OregonDigital / oregondigital

OregonDigital Hydra Application
https://oregondigital.org/catalog/
Other
25 stars 5 forks source link

[Remediation] building-or preflight check #1510

Closed sseymore closed 2 years ago

sseymore commented 2 years ago

collection_id: building-or

Known Issues

Related Tickets

lsat12357 commented 2 years ago

ok, here's some wacky predicates for this coll oregondigital:df67sn00s Predicate not found: http://opaquenamespace.org/ns/sheetmusic/largerWork during crosswalk oregondigital:df68gn31c Predicate not found: http://opaquenamespace.org/ns/sheetmusic/hostItem during crosswalk oregondigital:fx71bw165 Predicate not found: http://opaquenamespace.org/ns/sheetmusic/hostItem during crosswalk oregondigital:fx71c1849 Predicate not found: http://opaquenamespace.org/ns/sheetmusic/largerWork during crosswalk

lsat12357 commented 2 years ago

assuming assets have dc.type, delete these? http://purl.org/dc/elements/1.1/type "img"

sseymore commented 2 years ago

@lsat12357 For the missing identifier fields, please put pna_m000 in that field for remediation in OD2 post-lauch.

sseymore commented 2 years ago

assuming assets have dc.type, delete these? http://purl.org/dc/elements/1.1/type "img"

Yes.

oregondigital:df67sn00s Predicate not found: http://opaquenamespace.org/ns/sheetmusic/largerWork during crosswalk oregondigital:df68gn31c Predicate not found: http://opaquenamespace.org/ns/sheetmusic/hostItem during crosswalk oregondigital:fx71bw165 Predicate not found: http://opaquenamespace.org/ns/sheetmusic/hostItem during crosswalk oregondigital:fx71c1849 Predicate not found: http://opaquenamespace.org/ns/sheetmusic/largerWork during crosswalk

These statements can be deleted.

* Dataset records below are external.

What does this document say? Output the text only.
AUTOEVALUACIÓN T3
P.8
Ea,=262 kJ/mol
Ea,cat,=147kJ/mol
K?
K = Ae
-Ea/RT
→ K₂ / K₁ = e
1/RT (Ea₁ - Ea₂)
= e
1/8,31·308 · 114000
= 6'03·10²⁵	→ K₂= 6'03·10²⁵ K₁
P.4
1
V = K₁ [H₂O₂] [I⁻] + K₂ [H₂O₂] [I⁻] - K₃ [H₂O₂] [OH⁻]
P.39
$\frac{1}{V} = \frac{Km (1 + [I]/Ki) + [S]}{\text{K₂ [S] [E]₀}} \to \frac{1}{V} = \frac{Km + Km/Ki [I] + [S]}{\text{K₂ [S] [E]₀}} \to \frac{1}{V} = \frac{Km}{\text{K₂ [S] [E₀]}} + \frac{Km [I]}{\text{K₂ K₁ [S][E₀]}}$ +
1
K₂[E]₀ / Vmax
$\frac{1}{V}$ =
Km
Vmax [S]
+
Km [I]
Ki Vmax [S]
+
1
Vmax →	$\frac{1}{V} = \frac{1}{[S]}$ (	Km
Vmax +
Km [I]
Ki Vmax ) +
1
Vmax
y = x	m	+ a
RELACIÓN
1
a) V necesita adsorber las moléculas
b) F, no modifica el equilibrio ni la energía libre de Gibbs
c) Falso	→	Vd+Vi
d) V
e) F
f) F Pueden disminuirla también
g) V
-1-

Data is in other fields. These are preds for sheet music, so don't know how this happened.

sseymore commented 2 years ago

Note about remediation for missing identifier above. For missing resource_type, all are images, please add: http://purl.org/dc/dcmitype/Image.

lsat12357 commented 2 years ago

the majority of bad predicates are for creator, dce:type, rightsHolder, stylePeriod, and workType I printed out the raw statements, and the values currently in those fields, file is on google drive in the uo_pkg5 folder, "building-or_bad_preds_vals.txt" type is already slated to go away; the rest appear to be legit (there are a handful of creators that are not uris though), and don't appear to be already in the field, so if they look ok to you, I can insert them. If you can give me uris to replace the creator strings, I can insert those too.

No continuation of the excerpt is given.